Louise, now 63 years old, was diagnosed with invasive tubulolobular carcinoma in October 2009, after a routine mammogram. She had a double mastectomy followed by reconstruction with expanders placed for implants. After that, she had chemotherapy because her doctors found a positive lymph node after surgery. Ten days after her first chemo appointment, Louise became septic, and one of the expanders became infected. At that point, she was referred to Constance Chen, MD, at the New York Center for the Advancement of Breast Reconstruction, who told her about natural tissue breast reconstruction.
“I'm very fortunate,” Louise said. “I have a wonderful marriage and two children and six grandchildren. But I'm also a very high-energy person, and dance is my happy place. I underwent the DIEP flap surgery and it was the smartest thing I ever did. I still go dancing four or five times a week.”
Why did you decide to have natural breast tissue reconstruction?
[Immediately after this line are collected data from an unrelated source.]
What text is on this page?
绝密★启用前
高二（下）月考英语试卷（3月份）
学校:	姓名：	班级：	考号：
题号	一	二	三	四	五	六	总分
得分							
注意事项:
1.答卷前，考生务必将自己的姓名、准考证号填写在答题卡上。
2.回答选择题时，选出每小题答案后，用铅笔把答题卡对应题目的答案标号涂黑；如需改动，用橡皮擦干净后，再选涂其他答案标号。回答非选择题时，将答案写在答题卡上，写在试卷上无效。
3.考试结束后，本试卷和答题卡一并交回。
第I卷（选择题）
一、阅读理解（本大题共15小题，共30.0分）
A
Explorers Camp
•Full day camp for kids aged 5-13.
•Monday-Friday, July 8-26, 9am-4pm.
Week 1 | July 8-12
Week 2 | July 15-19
Even after my infection, I knew that I still wanted reconstruction. At that point, one of my breasts was completely mangled. And the other one, the expander, it wasn’t even where it was supposed to be; it was in my armpit. So when I finished the chemo and my breast surgeon said now you can go back and go to the plastic surgeon and we can fix everything, I was told that implants were no longer an option for me. I was referred to Dr. Chen because she was one of the few surgeons who was doing DIEP flap reconstruction on very thin women. I went to see her and she looked at me and she said no problem. I can make breasts for you.
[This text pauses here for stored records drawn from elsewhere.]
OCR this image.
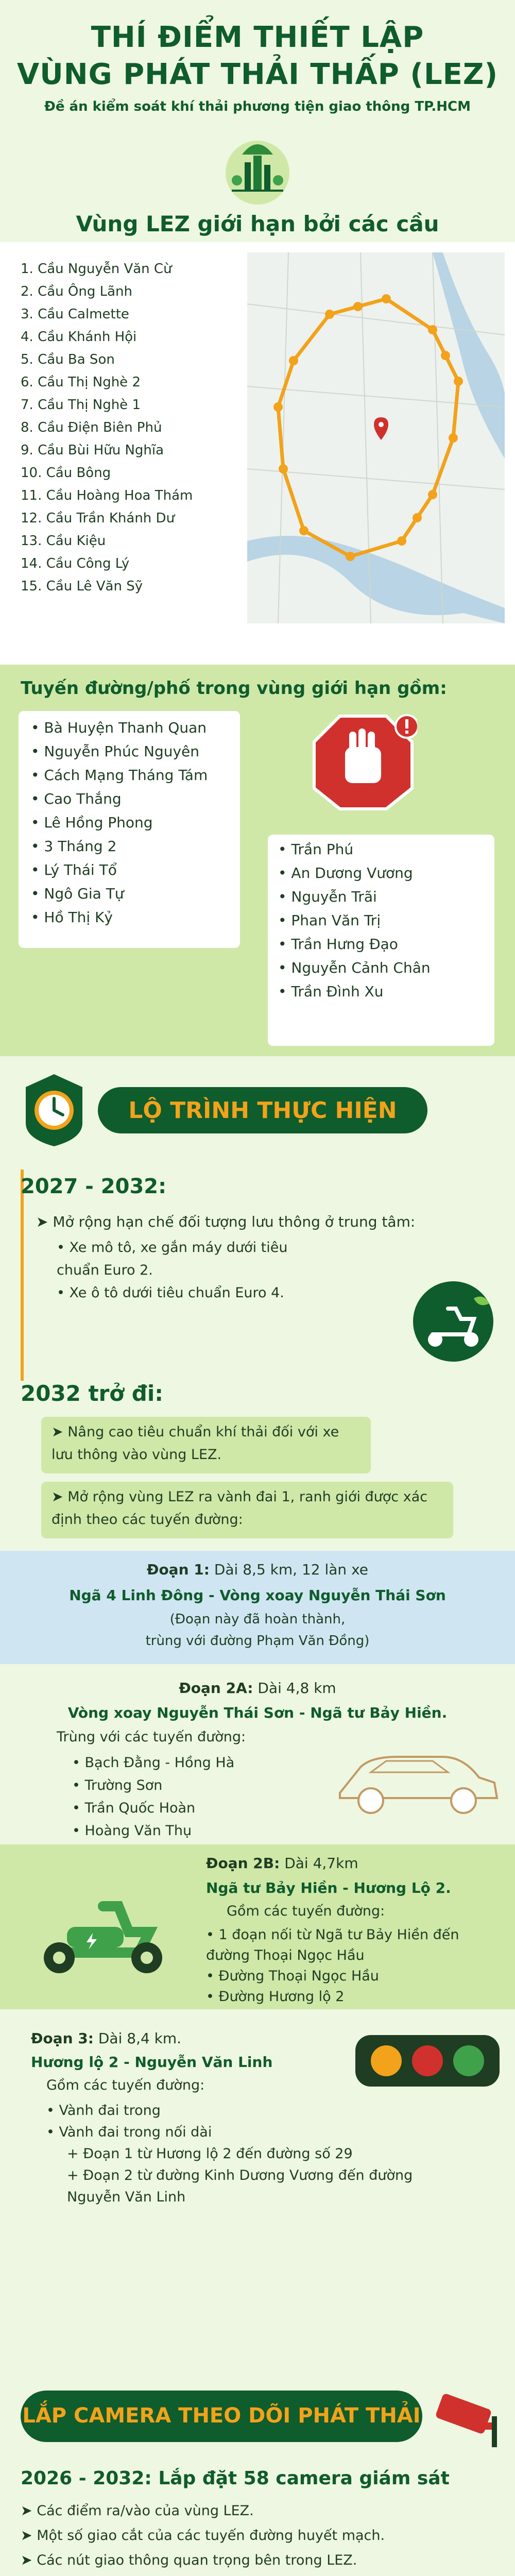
THÍ ĐIỂM THIẾT LẬP
VÙNG PHÁT THẢI THẤP (LEZ)
Đề án kiểm soát khí thải phương tiện giao thông TP.HCM
Vùng LEZ giới hạn bởi các cầu
1. Cầu Nguyễn Văn Cừ
2. Cầu Ông Lãnh
3. Cầu Calmette
4. Cầu Khánh Hội
5. Cầu Ba Son
6. Cầu Thị Nghè 2
7. Cầu Thị Nghè 1
8. Cầu Điện Biên Phủ
9. Cầu Bùi Hữu Nghĩa
10. Cầu Bông
11. Cầu Hoàng Hoa Thám
12. Cầu Trần Khánh Dư
13. Cầu Kiệu
14. Cầu Công Lý
15. Cầu Lê Văn Sỹ
Tuyến đường/phố trong vùng giới hạn gồm:
• Bà Huyện Thanh Quan
• Nguyễn Phúc Nguyên
• Cách Mạng Tháng Tám
• Cao Thắng
• Lê Hồng Phong
• 3 Tháng 2
• Lý Thái Tổ
• Ngô Gia Tự
• Hồ Thị Kỷ
• Trần Phú
• An Dương Vương
• Nguyễn Trãi
• Phan Văn Trị
• Trần Hưng Đạo
• Nguyễn Cảnh Chân
• Trần Đình Xu
LỘ TRÌNH THỰC HIỆN
2027 - 2032:
➤ Mở rộng hạn chế đối tượng lưu thông ở trung tâm:
• Xe mô tô, xe gắn máy dưới tiêu chuẩn Euro 2.
• Xe ô tô dưới tiêu chuẩn Euro 4.
2032 trở đi:
➤ Nâng cao tiêu chuẩn khí thải đối với xe lưu thông vào vùng LEZ.
➤ Mở rộng vùng LEZ ra vành đai 1, ranh giới được xác định theo các tuyến đường:
Đoạn 1: Dài 8,5 km, 12 làn xe
Ngã 4 Linh Đông - Vòng xoay Nguyễn Thái Sơn
(Đoạn này đã hoàn thành,
trùng với đường Phạm Văn Đồng)
Đoạn 2A: Dài 4,8 km
Vòng xoay Nguyễn Thái Sơn - Ngã tư Bảy Hiền.
Trùng với các tuyến đường:
• Bạch Đằng - Hồng Hà
• Trường Sơn
• Trần Quốc Hoàn
• Hoàng Văn Thụ
Đoạn 2B: Dài 4,7km
Ngã tư Bảy Hiền - Hương Lộ 2.
Gồm các tuyến đường:
• 1 đoạn nối từ Ngã tư Bảy Hiền đến đường Thoại Ngọc Hầu
• Đường Thoại Ngọc Hầu
• Đường Hương lộ 2
Đoạn 3: Dài 8,4 km.
Hương lộ 2 - Nguyễn Văn Linh
Gồm các tuyến đường:
• Vành đai trong
• Vành đai trong nối dài
+ Đoạn 1 từ Hương lộ 2 đến đường số 29
+ Đoạn 2 từ đường Kinh Dương Vương đến đường Nguyễn Văn Linh
LẮP CAMERA THEO DÕI PHÁT THẢI
2026 - 2032: Lắp đặt 58 camera giám sát
➤ Các điểm ra/vào của vùng LEZ.
➤ Một số giao cắt của các tuyến đường huyết mạch.
➤ Các nút giao thông quan trọng bên trong LEZ.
I knew it was the right choice for me. Now I can actually close the book on this chapter in my life. These are the breasts that I’ll always have. They're perfectly fine and I will never have to have anything done again. I don't have to worry about any kind of contracture or rupture. I don't have to replace them.
How was your experience with DIEP flap surgery and your recovery?
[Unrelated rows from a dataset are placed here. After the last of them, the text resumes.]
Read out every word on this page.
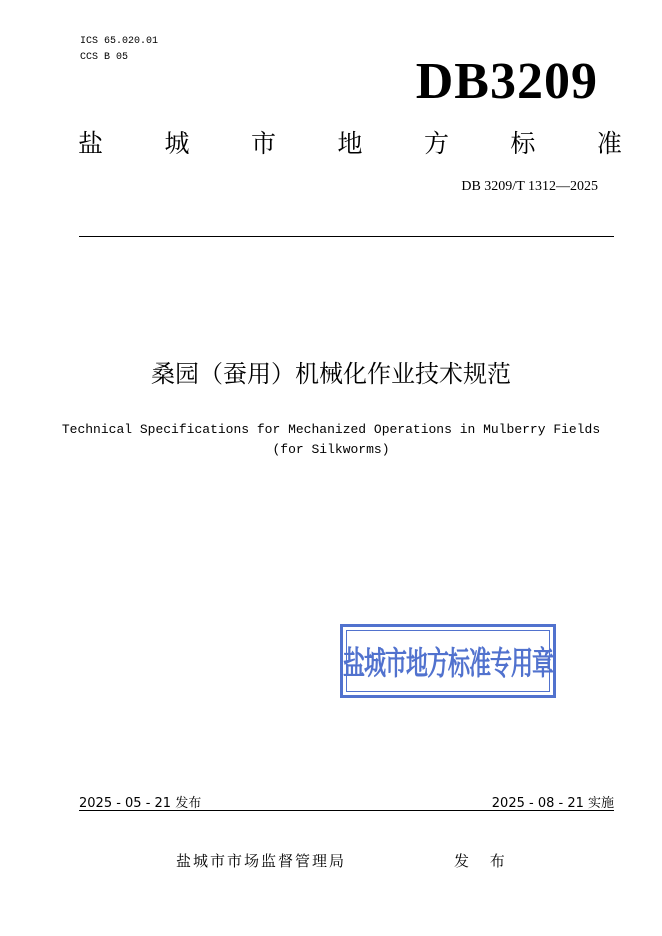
ICS 65.020.01
CCS B 05	DB3209
盐 城 市 地 方 标 准
DB 3209/T 1312—2025
桑园（蚕用）机械化作业技术规范
Technical Specifications for Mechanized Operations in Mulberry Fields
(for Silkworms)
盐城市地方标准专用章
2025 - 05 - 21 发布	2025 - 08 - 21 实施
盐城市市场监督管理局	发 布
The first two weeks are hard. But by the third week, you’re able to function on your own. Yes, it hurts. There are surgical drains. There is the surgical bra. There are compression garments. There's all the stuff to deal with, but you can handle it. By the third week it’s much better, and then every week is a huge difference. You wake up on week four and you feel so much better.
How is your life different now, after the natural breast tissue reconstruction surgery?
It’s a big surgery but within six weeks, I was dancing again. Maybe I wasn't dancing full speed, but I was dancing and moving and I've never had a problem with movement of my arms or using my abdominal muscles. I'm very pleased that that's the route that I ended up choosing. Most important, I know I will never have surgery ever again. This is it. And what's amazing to me is that I think my figure is far better now than it was before I ever had cancer.
Will most people’s insurance plans cover the surgery?
Frankly, the reconstruction surgery is quite costly. However, there's a law that was passed in 1998 that protects women. It is a federal law that whatever type of breast reconstruction a woman may choose must be covered by their insurance.
I'm very passionate about making sure that people know that every insurance company has to cover this type of reconstruction. Everybody's specific benefits are different, but I do advise patients who are faced with this to ask lots of questions and fight for their rights. Ask about the in-network gap exception, for example. If there isn’t a doctor within your network who’s capable of doing this type of surgery, the woman has the legal right to have the surgery elsewhere and it must be covered. One should never take no from an insurance company on anything when it comes to health care.
What advice can you offer to other women who may be newly diagnosed with breast cancer?
Know your options if you're faced with breast cancer. My own oncologist was not that familiar with natural breast tissue reconstruction. He'd heard about it, but really never had patients with it. So sometimes you have to do your own research. Ask about flap surgery. Knowledge is the key to everything.